The driver of a school bus which crashed and killed five children in Chattanooga, Tennessee allegedly asked the children on board "are y'all ready to die?" before the collision, according to reports on Wednesday (23 November).
Bus driver Johnthony Walker has been arrested and charged with five counts of vehicular homicide, reckless endangerment and reckless driving.
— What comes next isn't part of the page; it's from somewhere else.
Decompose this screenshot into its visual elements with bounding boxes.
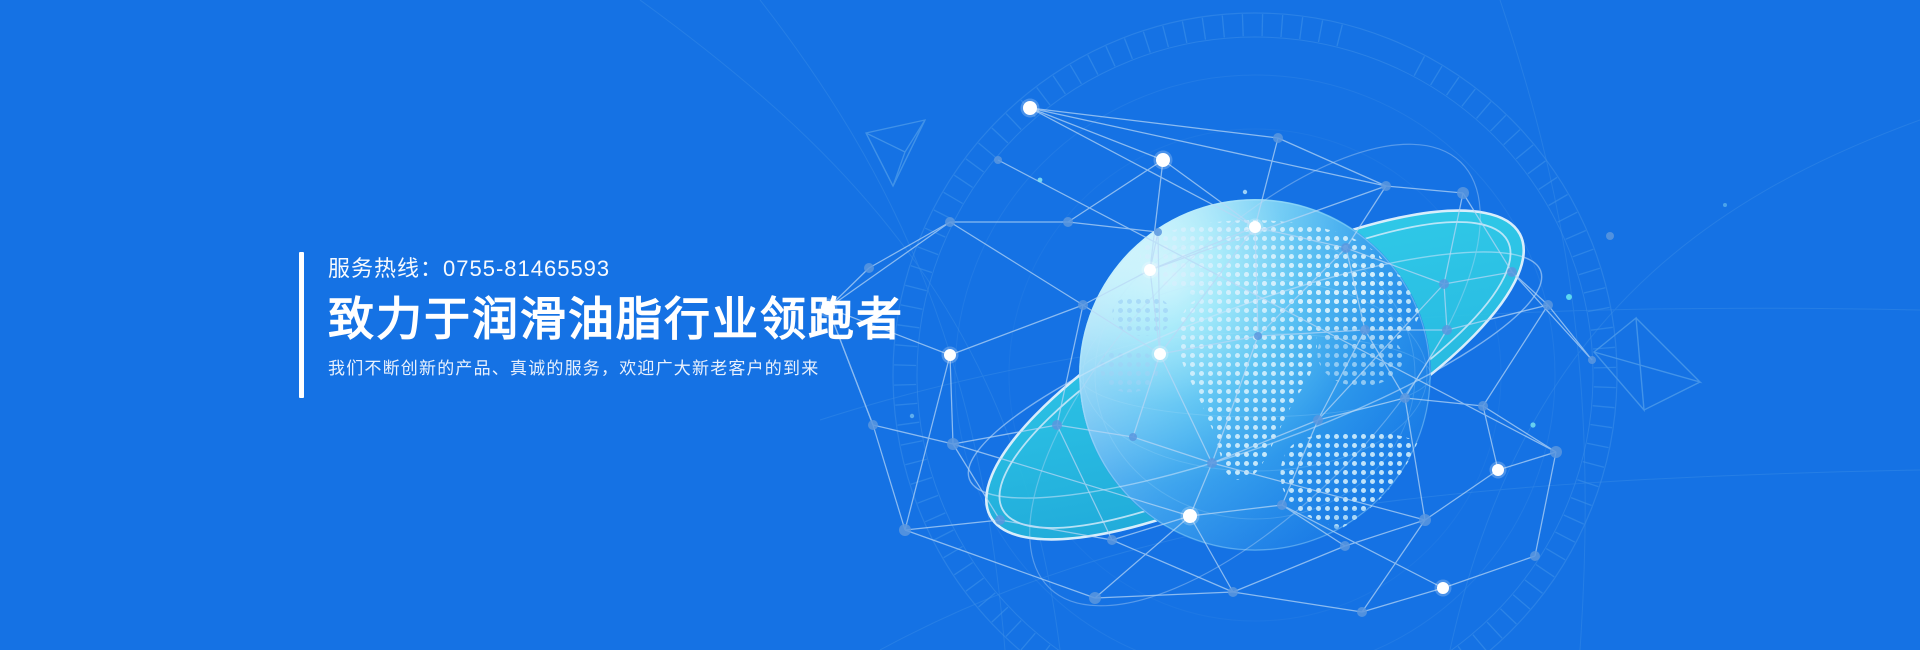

The crash happened on Monday (21 November) whilst the 24-year-old was carrying around 35 pupils, aged between five and 10-years-old, from the Woodmore Elementary School.
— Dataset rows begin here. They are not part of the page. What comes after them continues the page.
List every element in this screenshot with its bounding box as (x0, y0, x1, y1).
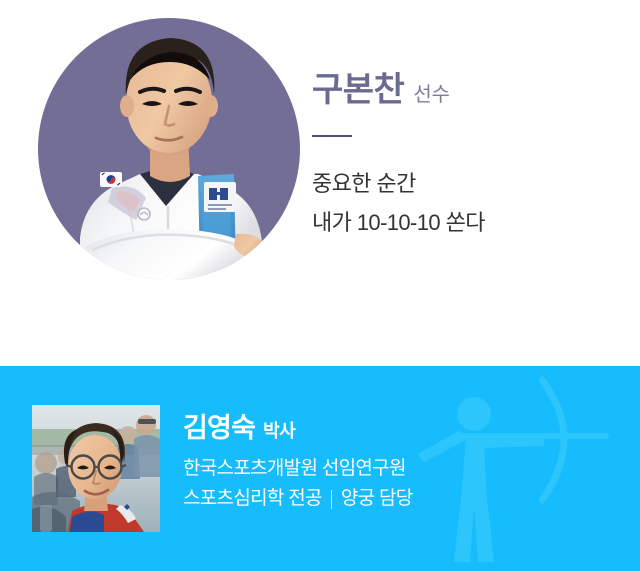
athlete-name: 구본찬 (312, 72, 404, 109)
athlete-name-suffix: 선수 (413, 78, 449, 107)
athlete-quote: 중요한 순간 내가 10-10-10 쏜다 (312, 165, 612, 242)
expert-specialty-row: 스포츠심리학 전공 양궁 담당 (183, 485, 583, 513)
expert-portrait-illustration (32, 405, 160, 532)
expert-photo (32, 405, 160, 532)
title-divider (312, 135, 352, 137)
specialty-separator (331, 490, 332, 509)
expert-specialty: 스포츠심리학 전공 (183, 485, 322, 513)
athlete-quote-line-2: 내가 10-10-10 쏜다 (312, 204, 612, 243)
athlete-section: 구본찬 선수 중요한 순간 내가 10-10-10 쏜다 (0, 0, 640, 366)
expert-name: 김영숙 (183, 414, 255, 444)
athlete-name-row: 구본찬 선수 (312, 72, 612, 109)
athlete-photo (22, 6, 282, 282)
athlete-portrait-illustration (22, 6, 284, 282)
expert-assignment: 양궁 담당 (341, 485, 413, 513)
athlete-quote-line-1: 중요한 순간 (312, 165, 612, 204)
expert-affiliation: 한국스포츠개발원 선임연구원 (183, 455, 583, 483)
expert-name-suffix: 박사 (263, 417, 295, 443)
athlete-text-block: 구본찬 선수 중요한 순간 내가 10-10-10 쏜다 (312, 72, 612, 242)
athlete-interview-card: 구본찬 선수 중요한 순간 내가 10-10-10 쏜다 (0, 0, 640, 571)
expert-text-block: 김영숙 박사 한국스포츠개발원 선임연구원 스포츠심리학 전공 양궁 담당 (183, 414, 583, 513)
expert-name-row: 김영숙 박사 (183, 414, 583, 444)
It has been reported that 12 injured students are still in hospital, six of whom are in critical condition while six are in a stable condition.
The bus was on a narrow road about a mile from the school and swerved right, hit a driveway and mailbox, headed in the opposite direction and was beginning to overturn before slamming into a telephone pole and a tree, according to an arrest affidavit.
Investigators are still probing the cause of the crash, but believe the vehicle was driving much faster than the 30 mile-per-hour limit.
One grieving mother, Jasmine Mateen, who had three children travelling the vehicle — one of whom, aged six, was killed – told CBS News.
"The mother says that in the moments before the crash, the bus driver said something to the effect of 'Are you all ready to die?' and then seconds later, the bus was on its side and five kids were killed," the report said.
Walker has been held in lieu of a $107,500 (£86,478) bond and school officials say they have not found any record of complaints against Walker, said Melydia Clewell, a spokeswoman for the Hamilton County District Attorney's Office.
One student aboard the bus told the WDEF-TV network that the driver "wasn't paying attention and was going real fast" before the crash.
Gwenevere Cook, Walker's mother, said she spoke with her son after the crash and said: "He said, 'I love you, Mom. I've been in an accident on the bus,' and he said, 'Mom, there are kids dead. I hope it's not my fault,'" she said.
Chattanooga Mayor Andy Berke said: "There are no words to comfort the broken heart of a mother of father. As I pray for families affected by tragedy, I ask you to do the same."
A warrant was issued to remove the bus' black box equipment and review evidence from an on-board video camera.
The National Transportation Safety Board (NTSB) will investigate the crash, while Durham School Services, which operates the route, said it was working with police and school officials during the investigation.